Eine Alarmanlage für zuhause kostet schnell hunderte oder gar tausende von Euro. Doch es geht auch viel günstiger – mit durchaus passablem Schutz. Ein Alarm-Türstopper (die Auswahl im Internet ist riesig) ist ein Keil, der doppelt hilft. Er wird unter eine Tür geschoben, die er dann mechanisch blockiert. Und die Berührung löst einen gellend lauten Alarmton aus, der lärm- und lichtscheues Gesindel mit bis zu 120 Dezibel (dB) in die Flucht schlägt. Denn diese Lautstärke entspricht einer Kettensäge oder einem Presslufthammer – und reißt die Nachbarschaft garantiert aus dem Schlaf.
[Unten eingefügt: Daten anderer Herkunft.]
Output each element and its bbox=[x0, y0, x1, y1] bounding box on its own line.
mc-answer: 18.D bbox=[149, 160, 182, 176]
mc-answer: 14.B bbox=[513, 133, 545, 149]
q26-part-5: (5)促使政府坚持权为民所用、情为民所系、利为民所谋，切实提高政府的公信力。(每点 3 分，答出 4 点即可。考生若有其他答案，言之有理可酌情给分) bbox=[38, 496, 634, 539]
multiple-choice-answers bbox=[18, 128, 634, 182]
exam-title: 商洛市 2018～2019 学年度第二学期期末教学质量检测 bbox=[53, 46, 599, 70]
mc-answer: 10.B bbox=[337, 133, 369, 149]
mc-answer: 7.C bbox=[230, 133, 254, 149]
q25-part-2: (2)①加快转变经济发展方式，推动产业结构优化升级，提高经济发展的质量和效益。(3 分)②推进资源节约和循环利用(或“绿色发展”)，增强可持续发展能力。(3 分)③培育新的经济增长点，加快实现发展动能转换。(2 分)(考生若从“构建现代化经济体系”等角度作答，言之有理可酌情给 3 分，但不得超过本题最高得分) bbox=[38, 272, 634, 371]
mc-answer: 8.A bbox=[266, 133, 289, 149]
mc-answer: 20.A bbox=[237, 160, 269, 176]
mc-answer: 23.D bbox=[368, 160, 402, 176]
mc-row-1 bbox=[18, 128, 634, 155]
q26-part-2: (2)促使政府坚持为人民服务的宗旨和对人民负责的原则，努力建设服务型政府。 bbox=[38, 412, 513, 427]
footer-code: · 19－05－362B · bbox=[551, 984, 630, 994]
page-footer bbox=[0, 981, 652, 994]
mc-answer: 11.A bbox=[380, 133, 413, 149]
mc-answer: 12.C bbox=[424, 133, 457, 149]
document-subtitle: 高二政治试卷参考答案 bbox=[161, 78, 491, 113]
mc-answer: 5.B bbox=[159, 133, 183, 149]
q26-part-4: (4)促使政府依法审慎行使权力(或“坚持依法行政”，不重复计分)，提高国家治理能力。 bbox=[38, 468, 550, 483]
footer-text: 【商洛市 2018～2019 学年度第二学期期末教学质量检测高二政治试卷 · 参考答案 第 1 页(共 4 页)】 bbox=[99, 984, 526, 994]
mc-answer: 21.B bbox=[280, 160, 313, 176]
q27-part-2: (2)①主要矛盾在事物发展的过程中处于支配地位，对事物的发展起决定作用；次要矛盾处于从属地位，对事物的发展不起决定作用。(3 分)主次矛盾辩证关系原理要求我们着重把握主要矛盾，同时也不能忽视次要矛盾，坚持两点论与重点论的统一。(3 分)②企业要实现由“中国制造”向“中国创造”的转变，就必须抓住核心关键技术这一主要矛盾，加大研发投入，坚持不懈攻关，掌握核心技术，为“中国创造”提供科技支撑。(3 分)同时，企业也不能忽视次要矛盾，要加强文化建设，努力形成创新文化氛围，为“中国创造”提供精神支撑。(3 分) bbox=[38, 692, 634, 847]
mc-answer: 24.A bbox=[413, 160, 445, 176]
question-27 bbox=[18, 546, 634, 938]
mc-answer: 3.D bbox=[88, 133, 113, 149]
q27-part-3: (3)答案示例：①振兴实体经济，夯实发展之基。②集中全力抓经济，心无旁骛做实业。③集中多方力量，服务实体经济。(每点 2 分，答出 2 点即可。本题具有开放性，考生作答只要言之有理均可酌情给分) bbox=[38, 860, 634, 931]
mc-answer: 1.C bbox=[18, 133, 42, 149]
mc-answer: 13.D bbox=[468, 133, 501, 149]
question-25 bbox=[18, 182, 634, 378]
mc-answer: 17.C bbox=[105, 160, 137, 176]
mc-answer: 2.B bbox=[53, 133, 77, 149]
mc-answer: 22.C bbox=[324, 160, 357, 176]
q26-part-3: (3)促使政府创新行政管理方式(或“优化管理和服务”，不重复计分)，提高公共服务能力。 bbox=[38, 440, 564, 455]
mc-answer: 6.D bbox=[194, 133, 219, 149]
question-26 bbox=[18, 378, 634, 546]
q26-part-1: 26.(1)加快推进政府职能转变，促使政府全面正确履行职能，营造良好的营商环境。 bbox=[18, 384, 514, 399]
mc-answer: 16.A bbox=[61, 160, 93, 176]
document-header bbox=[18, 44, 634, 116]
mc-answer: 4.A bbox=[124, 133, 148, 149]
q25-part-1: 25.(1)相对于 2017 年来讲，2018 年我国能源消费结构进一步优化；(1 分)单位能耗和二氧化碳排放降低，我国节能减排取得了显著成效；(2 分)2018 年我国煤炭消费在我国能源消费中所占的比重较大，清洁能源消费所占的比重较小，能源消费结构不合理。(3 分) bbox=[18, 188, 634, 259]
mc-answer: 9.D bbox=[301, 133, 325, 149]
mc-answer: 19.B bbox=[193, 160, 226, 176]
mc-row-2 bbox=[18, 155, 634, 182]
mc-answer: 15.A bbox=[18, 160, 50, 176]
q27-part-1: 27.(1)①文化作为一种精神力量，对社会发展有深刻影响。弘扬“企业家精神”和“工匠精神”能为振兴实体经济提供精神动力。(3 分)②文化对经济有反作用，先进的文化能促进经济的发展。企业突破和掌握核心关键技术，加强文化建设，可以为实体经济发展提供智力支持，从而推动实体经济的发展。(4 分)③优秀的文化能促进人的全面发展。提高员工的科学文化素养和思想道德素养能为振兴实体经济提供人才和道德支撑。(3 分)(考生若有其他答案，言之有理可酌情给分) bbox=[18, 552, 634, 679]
Ein günstiger Einbruchsschutz unter dem Motto „Geiz ist Keil“. Naturgemäß ist der Stopper nicht geeignet für die Tür, durch die man das Haus verlässt.

Nuki Smart Lock 2.0

Wohnungs- und Hausschlüssel, die unter dem Türvorleger oder im Blumentopf deponiert werden, sind eine perfekte Einladung für Einbrecher. Motto: „Bitte kommen Sie herein!“ Mit einem smarten Türschloss wie dem Nuki 2.0 aus Graz wird das Hinterlegen des Schlüssels, zum Beispiel für die Putzfrau oder die Kinder, überflüssig. Denn mit dem Smartschloss, das innen an der Haustür angebracht wird, lässt sich die Tür per Smartphone öffnen. Eine App vergibt Zugangsberechtigungen, die sich auch zeitlich beschränken lassen. Und für Berechtigte, die sich mit ihrem Handy nähern, öffnet sich die Tür automatisch. Das System ist statistisch sicherer als ein echter Schlüssel und ändert deshalb auch nichts am Schutz der Hausratversicherung. Das schlaue Schloss funktioniert mit den meisten Schließsystemen und lässt sich auch von Laien binnen weniger Minuten installieren.

DoorBird D101

Wer steht vor der Tür, wer läuft durch den Garten? Die Video-Gegensprechanlage Doorbird D101 aus Berlin sorgt für Klarheit und Sicherheit. Sie überträgt das Bild von der Türkamera auf eine Smartphone-App. Erst wenn sich der Nutzer per Kamera und Gegensprechanlage vergewissert hat, dass alles in Ordnung ist, öffnet er die Tür per App. Wenn nicht, lässt sich ein gellend lauter Alarmton auslösen. Ein 180-Grad-Infrarot-Bewegungssensor überwacht zudem den gesamten Bereich vor der Tür – auch wenn der gebetene oder ungebetene Besucher gar nicht klingelt. Steht eine dubiose Gestalt vor der Tür? Oder will nur ein Bote sein Paket abgeben? Dann lässt sich die Tür auch von unterwegs per App öffnen. Die Bildqualität überzeugt bei Tag und Nacht, und der DoorBird lässt sich in bestehende Klingelanlagen integrieren.